Abdullah is so besotted with Olene he gets up early each day to hunt for her favourite breakfast . . . octopus.

The dolphin responds immediately when Abdullah taps the side of his boat, no matter where she is.

Within seconds, onlookers spot the familiar black fin cutting through the water. Although there are often children swimming nearby, Olene is careful not to bump into them.

The pair then perform the most graceful acrobatics in the water. She carries him on her back down to the ocean bed, playfully flips him over then takes him back to the surface.

One tourist remarked: "The guy only has to whistle, and the dolphin is scooting across to him on her tail. You'd think they were reading each other's minds. I've never seen anything like it in my life."

Thirty-year-old Abdullah gestured frantically to make us understand how he first met Olene. Pal Ahmed continued to interpret, saying: "Four years ago I was fishing in my boat a few miles south of where I live. I found a dolphin trapped in a net tangled on the coral 35ft below.

''I dived, freed her and carried her to the surface. I returned later to see if she was OK, then I began to swim with her each day.

"After a while she started to play with me, she recognised my boat. I banged the side and Olene would leap out of the water."

"One day, I found her by a dead dolphin, harpooned through the head. It could have been her mother or her mate — but Olene was now totally alone.

"She followed my boat back to the village and now she lives here with me. At first she was quite jealous — when I swam with friends. She would push them away."
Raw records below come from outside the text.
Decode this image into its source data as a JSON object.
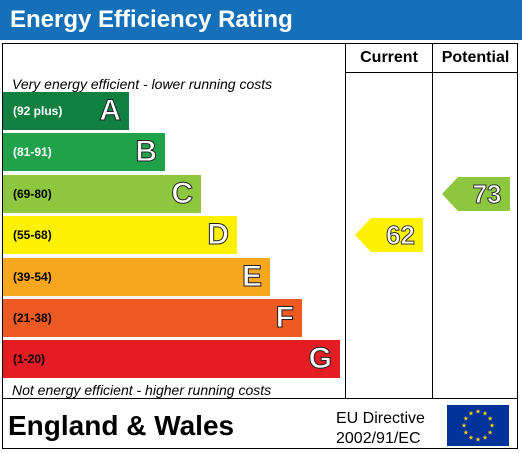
{
  "title": "Energy Efficiency Rating",
  "columns": {
    "current": "Current",
    "potential": "Potential"
  },
  "top_note": "Very energy efficient - lower running costs",
  "bottom_note": "Not energy efficient - higher running costs",
  "footer": {
    "country": "England & Wales",
    "directive_line1": "EU Directive",
    "directive_line2": "2002/91/EC",
    "flag_icon": "eu-flag-icon"
  },
  "chart_data": {
    "type": "bar",
    "categories": [
      "A",
      "B",
      "C",
      "D",
      "E",
      "F",
      "G"
    ],
    "ranges": [
      "(92 plus)",
      "(81-91)",
      "(69-80)",
      "(55-68)",
      "(39-54)",
      "(21-38)",
      "(1-20)"
    ],
    "range_min": [
      92,
      81,
      69,
      55,
      39,
      21,
      1
    ],
    "range_max": [
      100,
      91,
      80,
      68,
      54,
      38,
      20
    ],
    "colors": [
      "#0f8040",
      "#1fa24a",
      "#8dc63f",
      "#fff200",
      "#f6a71d",
      "#ef5a24",
      "#e31d23"
    ],
    "range_text_colors": [
      "#ffffff",
      "#ffffff",
      "#000000",
      "#000000",
      "#000000",
      "#000000",
      "#000000"
    ],
    "current": {
      "value": 62,
      "band": "D",
      "color": "#fff200"
    },
    "potential": {
      "value": 73,
      "band": "C",
      "color": "#8dc63f"
    }
  }
}
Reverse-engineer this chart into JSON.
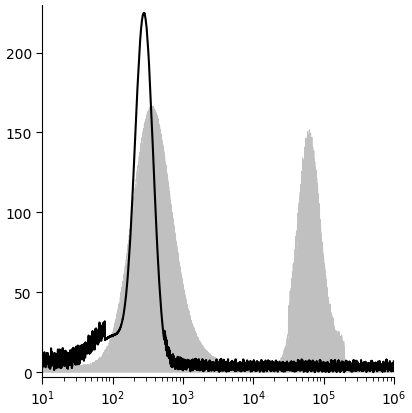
{
  "xlim": [
    10,
    1000000
  ],
  "ylim": [
    -3,
    230
  ],
  "yticks": [
    0,
    50,
    100,
    150,
    200
  ],
  "background_color": "#ffffff",
  "line_color": "#000000",
  "fill_color": "#c0c0c0",
  "fill_alpha": 1.0,
  "line_width": 1.5,
  "seed": 77
}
"Now, each morning I go hunting to feed Olene. She likes octopus best — there are no bones." Renowned marine expert Oz Goffman is astounded by the bond between them.

He said: "She displays the same behaviour with Abdullah as she would with another dolphin. But she knows she has to swim slower for him. He spends a lot of time with her and she has great affection for him. He makes her happy.
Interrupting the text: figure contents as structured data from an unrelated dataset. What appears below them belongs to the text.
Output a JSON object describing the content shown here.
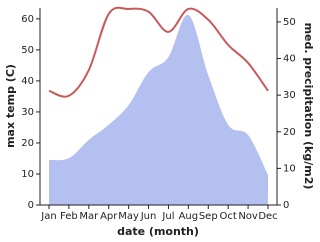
{
  "chart_data": {
    "type": "line",
    "x_label": "date (month)",
    "y_label": "max temp (C)",
    "y2_label": "med. precipitation (kg/m2)",
    "categories": [
      "Jan",
      "Feb",
      "Mar",
      "Apr",
      "May",
      "Jun",
      "Jul",
      "Aug",
      "Sep",
      "Oct",
      "Nov",
      "Dec"
    ],
    "series": [
      {
        "name": "max temp",
        "color": "#c85a5a",
        "values": [
          36.8,
          35.2,
          43.5,
          61.6,
          63.2,
          62.3,
          55.8,
          63.2,
          59.7,
          51.6,
          45.8,
          36.8
        ]
      },
      {
        "name": "med. precipitation",
        "color": "#b3c0f0",
        "axis": "y2",
        "area": true,
        "values": [
          12.3,
          12.8,
          17.8,
          21.9,
          27.3,
          36.3,
          40.4,
          51.9,
          35.5,
          21.9,
          19.1,
          8.2
        ]
      }
    ],
    "ylim": [
      0,
      63.5
    ],
    "yticks": [
      0,
      10,
      20,
      30,
      40,
      50,
      60
    ],
    "y2lim": [
      0,
      53.8
    ],
    "y2ticks": [
      0,
      10,
      20,
      30,
      40,
      50
    ]
  }
}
"People pay to swim with Olene, but Abdullah isn't interested in the money for himself. If he were, he'd be a millionaire."

Abdullah may not be a millionaire, but Olene has brought him a lifestyle he could never have dreamed of. With money from tourists and scientists he is building a cafe.

He has already bought a new pick-up truck is proud of his Timberland boots and likes his coffee in his special Disney mug.

He has put up a sign on the beach: ''Maximum 7 swimmers a time. 15 minutes swim. Don't chase dolphin."

If swimmers get too boisterous Abdullah takes her away. He simply heads out to sea in his boat, whistles, and she follows.

To be fair, Olene has been a little fickle in her attentions.

The year before last a male dolphin caught her eye and she became pregnant

"When she was pregnant she needed much more food," explained Abdullah, signing through Ahmed. "She would come with me to my nets to fish." Olene's baby was named Jimmy — but sadly, he was not destined to live long.

Jimmy seemed fine on the morning he died. He was leaping from the sea, playing with children and looking for octopus.

HALF an hour later a young Bedouin girl found him dead. Heartbroken, Abdullah carried the baby dolphin's body from the sea.

After Jimmy died Olene only wanted to be with Abdullah. She would even butt other people who came near them.

"We don't know why Jimmy died," said Oz Goffman.

"But there's a high mortality rate in baby dolphins."

Now Olene seems to have returned to her old self - and on one of her rare trips from Abdullah's side, she has become pregnant again. We are very happy," signed Abdullah. ''She is my best friend in all the world."